Irish Lamb Stew
Irish Lamb Stew
A traditional Irish favorite
Ingredients
- 4 pounds lamb shoulder, cubed
- 1.5 teaspoons kosher salt
- 0.5 teaspoon freshly ground black pepper
- 0.25 cup vegetable oil
- 1 onion, peeled and diced into 1" pieces
- 2 medium carrots, cut into 1.5" pieces
- 0.5 cup dried pearl barley
- 3 cups chicken stock or water
- 2 cups stout or dark beer
- 1 bay leaf
- 6 fresh potatoes, cut in half
- 0.25 cup fresh parsley leaves, finely chopped for garnish
- 1 tablespoon fresh chives or green onions, finely chopped for garnish
Instructions
- Preheat oven to 350°.
- Season the meat with salt and pepper.
- Heat 12-quart pot with a tight fitting lid over medium high heat and add the vegetable oil.
- Working in small batches, saute the lamb until golden brown in color.
- Remove lamb and set aside.
- Add the onion, carrots, and barley to the pot.
- Stir to coat, about 1 minute.
- Add the chicken stock, stout and bay leaf to the pot.

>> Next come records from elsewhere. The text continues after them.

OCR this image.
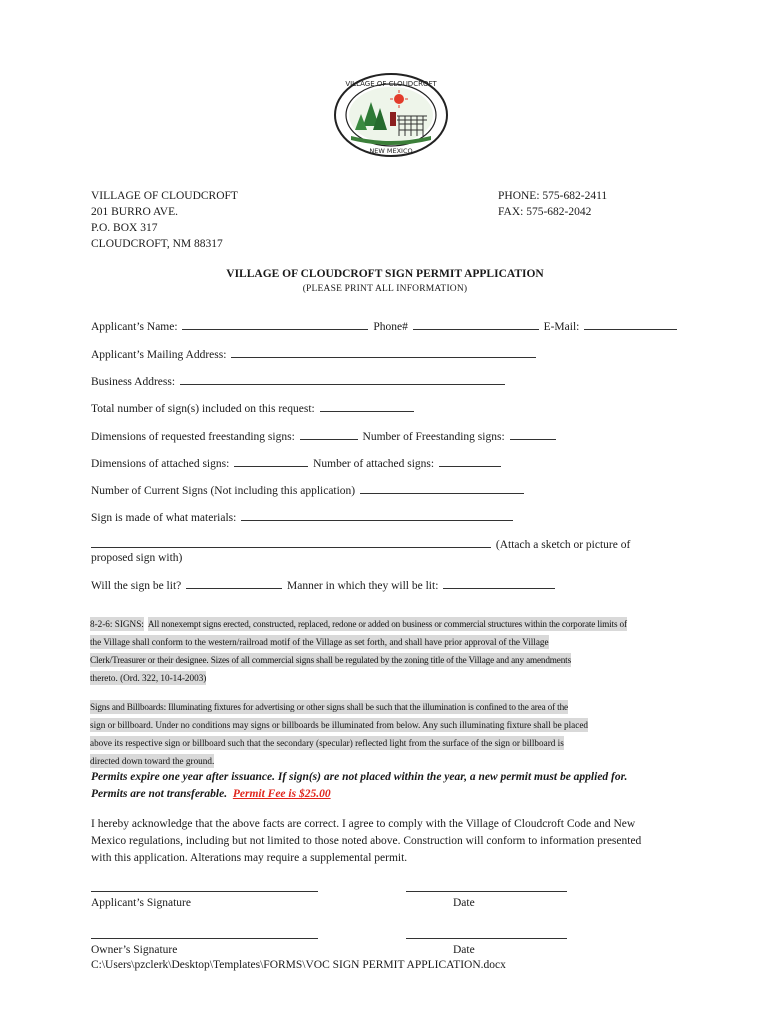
VILLAGE OF CLOUDCROFT
NEW MEXICO
VILLAGE OF CLOUDCROFT
201 BURRO AVE.
P.O. BOX 317
CLOUDCROFT, NM 88317
PHONE: 575-682-2411
FAX: 575-682-2042
VILLAGE OF CLOUDCROFT SIGN PERMIT APPLICATION
(PLEASE PRINT ALL INFORMATION)
Applicant’s Name:	Phone#	E-Mail:
Applicant’s Mailing Address:
Business Address:
Total number of sign(s) included on this request:
Dimensions of requested freestanding signs:	Number of Freestanding signs:
Dimensions of attached signs:	Number of attached signs:
Number of Current Signs (Not including this application)
Sign is made of what materials:
(Attach a sketch or picture of
proposed sign with)
Will the sign be lit?	Manner in which they will be lit:
8-2-6: SIGNS: All nonexempt signs erected, constructed, replaced, redone or added on business or commercial structures within the corporate limits of the Village shall conform to the western/railroad motif of the Village as set forth, and shall have prior approval of the Village Clerk/Treasurer or their designee. Sizes of all commercial signs shall be regulated by the zoning title of the Village and any amendments thereto. (Ord. 322, 10-14-2003)
Signs and Billboards: Illuminating fixtures for advertising or other signs shall be such that the illumination is confined to the area of the sign or billboard. Under no conditions may signs or billboards be illuminated from below. Any such illuminating fixture shall be placed above its respective sign or billboard such that the secondary (specular) reflected light from the surface of the sign or billboard is directed down toward the ground.
Permits expire one year after issuance. If sign(s) are not placed within the year, a new permit must be applied for.
Permits are not transferable.  Permit Fee is $25.00
I hereby acknowledge that the above facts are correct. I agree to comply with the Village of Cloudcroft Code and New
Mexico regulations, including but not limited to those noted above. Construction will conform to information presented
with this application. Alterations may require a supplemental permit.
Applicant’s Signature	Date
Owner’s Signature	Date
C:\Users\pzclerk\Desktop\Templates\FORMS\VOC SIGN PERMIT APPLICATION.docx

- Return the lamb to the pot, place the potatoes on top and bring to a simmer.
- Cover and place in preheated oven for 1 1/2-2 hours or until the lamb is fork tender.
- Season with salt and pepper, to taste.
- Garnish with the parsley and chives.
- Serve with Irish Soda Bread or crusty bread.